The book begins with “Big Earl” Stark still riding shotgun for a stagecoach and studying law books at night. When the stage pulls into Buffalo Flats, however, Stark gets his chance to prove his legal knowledge at a public hearing, starting him on a new career as a lawyer. His mind may be on law, but his heart is set on Laura Delaney, a girl he had to leave behind. Now’s that he’s made good, he wants her to join him and get married. On her journey, however, her stagecoach is held up and she is killed. Grief stricken and burdened with the guilt that had he been riding shotgun this wouldn’t have happened, Stark puts aside his new career and takes to the trail for revenge. As he hunts for the outlaws, Stark struggles to reconcile his newfound respect for the law and his thirst for vengeance.
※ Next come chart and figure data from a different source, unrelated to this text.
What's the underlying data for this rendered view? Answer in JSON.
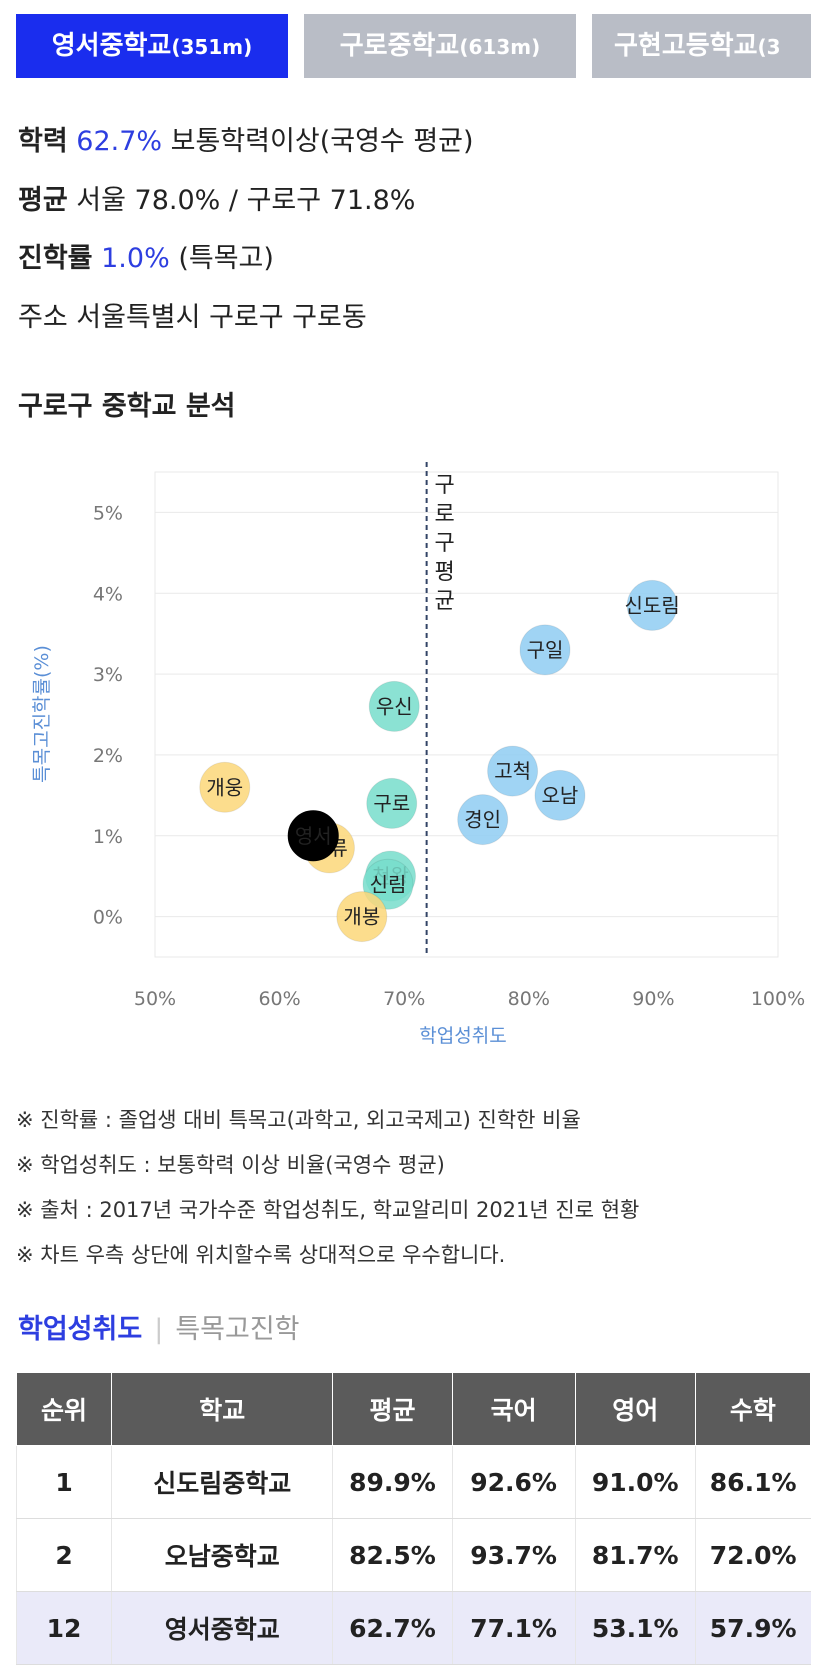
{
  "tabs": [
    {
      "name": "영서중학교",
      "dist": "(351m)",
      "active": true
    },
    {
      "name": "구로중학교",
      "dist": "(613m)",
      "active": false
    },
    {
      "name": "구현고등학교",
      "dist": "(3",
      "active": false
    }
  ],
  "info": {
    "achievement_key": "학력",
    "achievement_value": "62.7%",
    "achievement_desc": "보통학력이상(국영수 평균)",
    "avg_key": "평균",
    "avg_value": "서울 78.0% / 구로구 71.8%",
    "advance_key": "진학률",
    "advance_value": "1.0%",
    "advance_desc": "(특목고)",
    "addr_key": "주소",
    "addr_value": "서울특별시 구로구 구로동"
  },
  "section_title": "구로구 중학교 분석",
  "chart_data": {
    "type": "scatter",
    "xlabel": "학업성취도",
    "ylabel": "특목고진학률(%)",
    "xlim": [
      50,
      100
    ],
    "ylim": [
      -0.5,
      5.5
    ],
    "xticks": [
      "50%",
      "60%",
      "70%",
      "80%",
      "90%",
      "100%"
    ],
    "yticks": [
      "0%",
      "1%",
      "2%",
      "3%",
      "4%",
      "5%"
    ],
    "ytick_values": [
      0,
      1,
      2,
      3,
      4,
      5
    ],
    "xtick_values": [
      50,
      60,
      70,
      80,
      90,
      100
    ],
    "reference_line": {
      "x": 71.8,
      "label": "구로구평균"
    },
    "colors": {
      "blue": "#8fcdf2",
      "teal": "#77ddcb",
      "yellow": "#fbd779",
      "highlight": "#000000"
    },
    "points": [
      {
        "label": "신도림",
        "x": 89.9,
        "y": 3.85,
        "group": "blue"
      },
      {
        "label": "구일",
        "x": 81.3,
        "y": 3.3,
        "group": "blue"
      },
      {
        "label": "고척",
        "x": 78.7,
        "y": 1.8,
        "group": "blue"
      },
      {
        "label": "오남",
        "x": 82.5,
        "y": 1.5,
        "group": "blue"
      },
      {
        "label": "경인",
        "x": 76.3,
        "y": 1.2,
        "group": "blue"
      },
      {
        "label": "우신",
        "x": 69.2,
        "y": 2.6,
        "group": "teal"
      },
      {
        "label": "구로",
        "x": 69.0,
        "y": 1.4,
        "group": "teal"
      },
      {
        "label": "천왕",
        "x": 68.9,
        "y": 0.5,
        "group": "teal"
      },
      {
        "label": "신림",
        "x": 68.7,
        "y": 0.4,
        "group": "teal"
      },
      {
        "label": "개웅",
        "x": 55.6,
        "y": 1.6,
        "group": "yellow"
      },
      {
        "label": "세류",
        "x": 64.0,
        "y": 0.85,
        "group": "yellow"
      },
      {
        "label": "개봉",
        "x": 66.6,
        "y": 0.0,
        "group": "yellow"
      },
      {
        "label": "영서",
        "x": 62.7,
        "y": 1.0,
        "group": "highlight"
      }
    ]
  },
  "notes": [
    "※ 진학률 : 졸업생 대비 특목고(과학고, 외고국제고) 진학한 비율",
    "※ 학업성취도 : 보통학력 이상 비율(국영수 평균)",
    "※ 출처 : 2017년 국가수준 학업성취도, 학교알리미 2021년 진로 현황",
    "※ 차트 우측 상단에 위치할수록 상대적으로 우수합니다."
  ],
  "subtabs": {
    "active": "학업성취도",
    "inactive": "특목고진학"
  },
  "table": {
    "headers": [
      "순위",
      "학교",
      "평균",
      "국어",
      "영어",
      "수학"
    ],
    "rows": [
      [
        "1",
        "신도림중학교",
        "89.9%",
        "92.6%",
        "91.0%",
        "86.1%"
      ],
      [
        "2",
        "오남중학교",
        "82.5%",
        "93.7%",
        "81.7%",
        "72.0%"
      ],
      [
        "12",
        "영서중학교",
        "62.7%",
        "77.1%",
        "53.1%",
        "57.9%"
      ]
    ]
  }
}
I’m a big fan of Reasoner’s books, both his Westerns and Noir/Mystery books, and here he combines the best of both worlds. Great sense of character, sweeping action, and a dark underside – I’d consider Stark’s Justice one of my favorite Reasoner books yet. This was followed by two more Judge Earl Stark books which I haven’t read yet, The Hawthorne Legacy and The Diablo Grant, and I’ve heard rumor there might be a fourth book coming sometime this year. I’m hoping that rumor is true!
Here’s one of my favorite passages from the book. Between the flopping and the blood and the noises, this has a nice Spillane-tinge to it.
“From behind him came a hideous, strangled sound. He turned, gun still in hand, to see the outlaw called Lee Roy flopping around on the floor, trying with his fingers to stem the tide of blood from his bullet-torn throat.”
Oh I love this book very much. I sure wish James would write another Stark story.